Drought treatments began at 5 weeks after transplanting and lasted for 2 weeks for all blocks (80 plants). “Drought” plants received 30% of evapotranspiration (ET) of “control” plants daily for the first week, and 10% daily in the second week. “Control” plants were given 100% of ET daily. ET was calculated by weighing control pots daily at 1400 hr to measure evaporative and transpiration water loss relative to 100% holding capacity. After the conclusion of the drought treatment, all remaining plants were re-watered to pot holding capacity.
Physiological measurements
Randomized measurements of drought and control plants were carried out from the 11th through the 15th and final day of the drought treatment on 50% of the experimental plant population. On each day, the third fully expanded leaf of each plant was measured for chlorophyll fluorescence (Fv/Fm) from 07:30 until 08:30 using a portable OS5P fluorometer (Opti-Sciences Inc., NH, USA). Each leaf was dark acclimated with leaf clips for 20 minutes prior to measurement. From 09:00 to 12:00 hrs, the same leaves were measured for photosynthetic rate, stomatal conductance, and transpiration using the Li-COR 6400XT infrared gas analyzer with attached leaf measurement chamber (LiCOR Inc., Lincoln, Nebraska). Conditions in the leaf measurement chamber were the following: PAR (photosynthetically active radiation) of 1800 µmol m-2s-1, leaf temperature of 25˚C, and CO2 concentration of 400 µmol mol-1. Instantaneous water use efficiency (WUEi) was calculated as the ratio of photosynthesis (An) to stomatal conductance (gs).
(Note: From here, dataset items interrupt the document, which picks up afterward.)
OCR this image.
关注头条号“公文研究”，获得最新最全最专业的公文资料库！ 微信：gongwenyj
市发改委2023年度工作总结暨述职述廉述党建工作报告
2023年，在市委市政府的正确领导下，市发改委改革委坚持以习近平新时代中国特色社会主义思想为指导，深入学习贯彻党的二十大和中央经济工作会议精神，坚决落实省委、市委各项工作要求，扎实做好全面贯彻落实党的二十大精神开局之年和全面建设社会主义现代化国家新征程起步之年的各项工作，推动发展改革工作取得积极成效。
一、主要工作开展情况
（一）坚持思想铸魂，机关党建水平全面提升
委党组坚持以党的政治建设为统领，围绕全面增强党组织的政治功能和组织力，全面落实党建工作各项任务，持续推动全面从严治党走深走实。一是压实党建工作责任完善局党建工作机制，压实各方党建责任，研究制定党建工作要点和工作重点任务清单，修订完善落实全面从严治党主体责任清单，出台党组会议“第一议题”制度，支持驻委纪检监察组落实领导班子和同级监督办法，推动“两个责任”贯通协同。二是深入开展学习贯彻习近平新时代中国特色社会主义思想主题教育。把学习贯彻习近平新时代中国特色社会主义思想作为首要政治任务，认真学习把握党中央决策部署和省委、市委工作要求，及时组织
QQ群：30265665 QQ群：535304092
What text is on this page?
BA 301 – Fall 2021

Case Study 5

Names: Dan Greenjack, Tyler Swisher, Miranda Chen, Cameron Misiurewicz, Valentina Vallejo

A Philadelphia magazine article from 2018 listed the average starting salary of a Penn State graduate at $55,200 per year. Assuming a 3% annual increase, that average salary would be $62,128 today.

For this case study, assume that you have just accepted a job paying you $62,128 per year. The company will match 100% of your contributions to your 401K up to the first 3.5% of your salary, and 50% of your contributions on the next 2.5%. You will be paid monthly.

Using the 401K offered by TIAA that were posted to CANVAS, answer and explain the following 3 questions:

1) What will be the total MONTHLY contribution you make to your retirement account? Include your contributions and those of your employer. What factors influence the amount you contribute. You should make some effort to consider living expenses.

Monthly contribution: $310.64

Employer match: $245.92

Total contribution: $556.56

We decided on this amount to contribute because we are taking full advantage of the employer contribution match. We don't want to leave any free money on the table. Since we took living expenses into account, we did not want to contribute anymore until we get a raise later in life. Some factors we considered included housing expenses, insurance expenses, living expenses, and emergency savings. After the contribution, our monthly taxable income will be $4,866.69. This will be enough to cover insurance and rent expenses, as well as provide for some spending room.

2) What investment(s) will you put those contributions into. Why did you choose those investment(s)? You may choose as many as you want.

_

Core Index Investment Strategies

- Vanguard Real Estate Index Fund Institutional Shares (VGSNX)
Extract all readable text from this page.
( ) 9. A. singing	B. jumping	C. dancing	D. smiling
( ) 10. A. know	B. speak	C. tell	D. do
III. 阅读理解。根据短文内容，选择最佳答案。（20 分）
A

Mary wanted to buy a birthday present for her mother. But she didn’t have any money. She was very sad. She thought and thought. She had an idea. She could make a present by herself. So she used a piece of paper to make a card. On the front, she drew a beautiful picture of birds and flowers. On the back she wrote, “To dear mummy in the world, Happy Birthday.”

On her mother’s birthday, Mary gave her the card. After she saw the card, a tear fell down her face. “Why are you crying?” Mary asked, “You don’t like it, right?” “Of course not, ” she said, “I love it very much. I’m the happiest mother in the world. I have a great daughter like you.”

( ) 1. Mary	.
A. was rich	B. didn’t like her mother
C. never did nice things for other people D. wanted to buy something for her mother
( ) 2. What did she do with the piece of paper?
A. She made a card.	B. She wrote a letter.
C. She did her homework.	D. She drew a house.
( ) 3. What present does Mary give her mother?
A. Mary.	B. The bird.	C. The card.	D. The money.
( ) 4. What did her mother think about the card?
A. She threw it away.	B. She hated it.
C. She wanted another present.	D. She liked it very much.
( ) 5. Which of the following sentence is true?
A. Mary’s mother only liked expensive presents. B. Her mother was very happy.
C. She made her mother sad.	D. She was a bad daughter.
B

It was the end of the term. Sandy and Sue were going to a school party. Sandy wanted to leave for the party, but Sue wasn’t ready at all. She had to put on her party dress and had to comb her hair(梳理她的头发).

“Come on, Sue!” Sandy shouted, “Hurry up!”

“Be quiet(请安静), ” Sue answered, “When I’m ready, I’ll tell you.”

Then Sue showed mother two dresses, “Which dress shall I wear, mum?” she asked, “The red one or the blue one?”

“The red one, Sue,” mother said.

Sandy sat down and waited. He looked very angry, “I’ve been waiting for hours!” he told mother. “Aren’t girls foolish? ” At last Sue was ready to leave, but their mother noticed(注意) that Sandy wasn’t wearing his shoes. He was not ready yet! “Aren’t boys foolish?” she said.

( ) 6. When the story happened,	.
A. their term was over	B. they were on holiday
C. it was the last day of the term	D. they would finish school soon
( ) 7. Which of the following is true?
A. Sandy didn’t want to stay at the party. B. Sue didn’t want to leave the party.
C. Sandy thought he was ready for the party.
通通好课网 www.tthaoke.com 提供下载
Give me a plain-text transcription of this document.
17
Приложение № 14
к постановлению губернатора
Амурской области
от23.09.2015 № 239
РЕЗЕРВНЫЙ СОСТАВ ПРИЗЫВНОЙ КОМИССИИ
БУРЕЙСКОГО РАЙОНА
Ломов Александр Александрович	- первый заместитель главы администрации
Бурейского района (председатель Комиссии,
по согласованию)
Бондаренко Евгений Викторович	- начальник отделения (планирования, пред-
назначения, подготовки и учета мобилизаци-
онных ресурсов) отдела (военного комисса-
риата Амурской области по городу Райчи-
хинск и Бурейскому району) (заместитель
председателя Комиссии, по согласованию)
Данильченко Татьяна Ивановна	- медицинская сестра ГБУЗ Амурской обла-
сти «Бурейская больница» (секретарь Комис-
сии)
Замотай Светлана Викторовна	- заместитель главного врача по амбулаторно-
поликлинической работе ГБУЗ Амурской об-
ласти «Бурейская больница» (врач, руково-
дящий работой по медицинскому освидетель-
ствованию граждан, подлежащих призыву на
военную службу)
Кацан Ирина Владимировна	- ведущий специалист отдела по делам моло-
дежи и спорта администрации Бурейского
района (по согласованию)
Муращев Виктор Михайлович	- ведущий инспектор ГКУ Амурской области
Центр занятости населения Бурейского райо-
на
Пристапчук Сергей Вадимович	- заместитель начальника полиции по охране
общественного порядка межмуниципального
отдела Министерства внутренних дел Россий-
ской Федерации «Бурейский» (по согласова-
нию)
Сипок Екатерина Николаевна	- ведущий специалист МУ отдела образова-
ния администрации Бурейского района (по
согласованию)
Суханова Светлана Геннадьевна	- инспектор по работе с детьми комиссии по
Leaf water potential (ΨL) was determined with use of a Scholander pressure chamber (Soil Moisture Equipment Corp., Santa Barbara, CA, USA). The same leaf used for gas exchange measurements was cut from each plant and immediately placed in a plastic bag in a cooler until ΨL could be measured (up to 1 hour).
After one week under full watering, “recovered” and control plants were again measured as above for chlorophyll fluorescence and leaf water potential.
Plant growth measurements
Following physiological measurements, the aboveground portions of drought and control plants were cut and partitioned into leaves and stem. Total leaf area was measured for each plant using a Li-3100C leaf area meter (LiCOR Inc., USA). Partitioned shoot tissue was then oven dried at 60˚C for 48 hours and weighed.
The belowground biomass of each plant was washed free of fritted clay and partitioned into fine and coarse roots. A representative sample of fine roots was obtained for each sample and stored in 30% ethyl alcohol for root scanning. Preserved fine roots were scanned in water in 2-D transparency mode with a desktop scanner (EpsonV750, Epson America Inc., USA) and analyzed using WinRHIZOTM software (Regent Instruments Inc., Canada). Remaining fine and coarse roots were dried and weighed as above. Leaf area ratio (total leaf area per total plant dry mass, m2 g-1; LAR) and specific leaf area (leaf area per leaf dry mass, m2 g-1; SLA), and leaf mass area (leaf dry mass per leaf area, g m-2; LMA) were calculated using the leaf data for each plant. Specific root length of fine roots (root length per dry mass, m g-1; SRLFineRts) and total root mass fraction (RMF, total root mass per total plant weight) were calculated using the fine root length and root biomass data from each plant (31,59)
At the end of the recovery phase, all plants were also destructively sampled for measurement of leaf area and above- and below-ground biomass partitioning as above.